O que ocorre é que muitos nessa jornada, perdem o objetivo inicial e tornam-se audiófilos em tempo integral. Eu diria que quando chegamos a esse ponto de radicalização, o termo certo deveria ser ‘aparelhófilo’, pois o que passa a ser o objetivo central, muda de patamar, pois deixamos de buscar o setup ideal dentro de nosso orçamento, para ficar compulsivamente trocando de equipamento sem saber ao certo o que realmente desejamos.
Esse ‘efeito colateral’ é muito triste, pois leva muitos a diminuírem dramaticamente sua coleção de discos a apenas uma dezena de faixas, que serão usadas como uma bússola para a escolha de novos equipamentos.
Conheci dezenas de casos, nos 28 anos da revista, e todos sem exceção em um momento acabam abandonando o hobby, não sem antes ter se distanciado da família e dos amigos, tornando-se pessoas tristes e solitárias.
Como diria o poeta Vinicius de Moraes: “São demais os perigos dessa vida”.
Para você que chegou até aqui, e começou agora sua paixão pelo hobby, lembre-se: não se sai à busca de algo se não sabemos o que estamos almejando e onde temos mais chance de encontrar o que queremos.
Mesmo o audiófilo mais experiente errou muito antes de acertar, e o que separa o que ‘chegou lá’ do que se frustrou ao final da caminhada, é uma única coisa: Referência.
Como escrevi acima, o audiófilo seguro é aquele que soube exatamente onde ele tinha que basear todas as suas escolhas, e jamais deixou de afinar sua audição toda vez que se sentiu inseguro ou perdido.

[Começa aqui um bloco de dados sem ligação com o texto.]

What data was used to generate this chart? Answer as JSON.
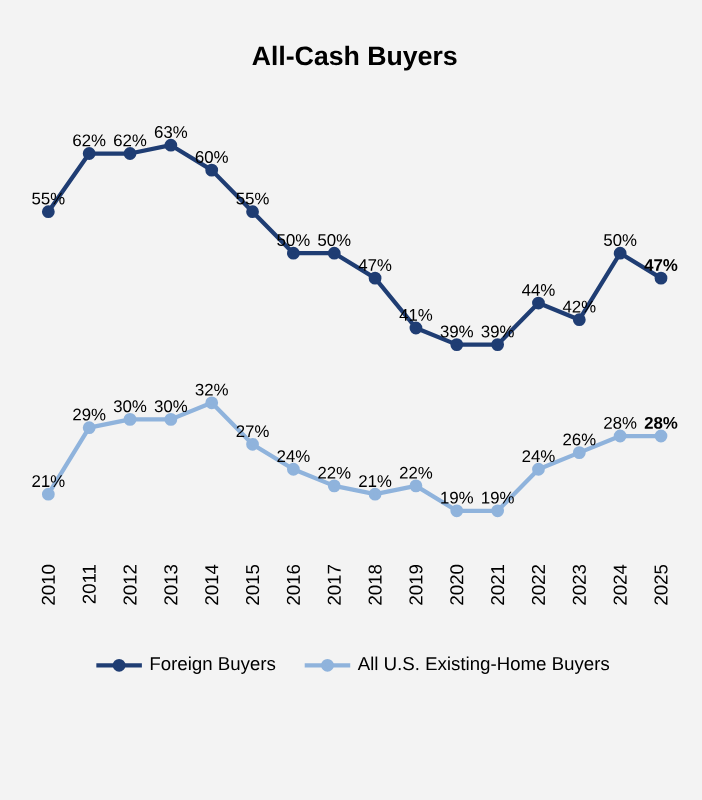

Ir pelo caminho proposto pelos revisores ‘moderninhos’, os quais não têm a mínima ideia por onde iniciar essa trajetória e se acham capazes de ditar regras, diria que esse será o início do fim do Hi-End.
O que acho mais lamentável é que justamente nesse momento o mercado conseguiu achar seu ponto de equilíbrio, e nunca tivemos tantos produtos excelentes a preços com os quais muitos podem se aventurar a ter um setup Hi-End.
Se queremos desfrutar desse momento auspicioso, devemos começar fazendo o que está ao nosso alcance: termos Referências seguras para saber se o que estamos ouvindo está correto ou não.
Você está disposto a dar esse passo?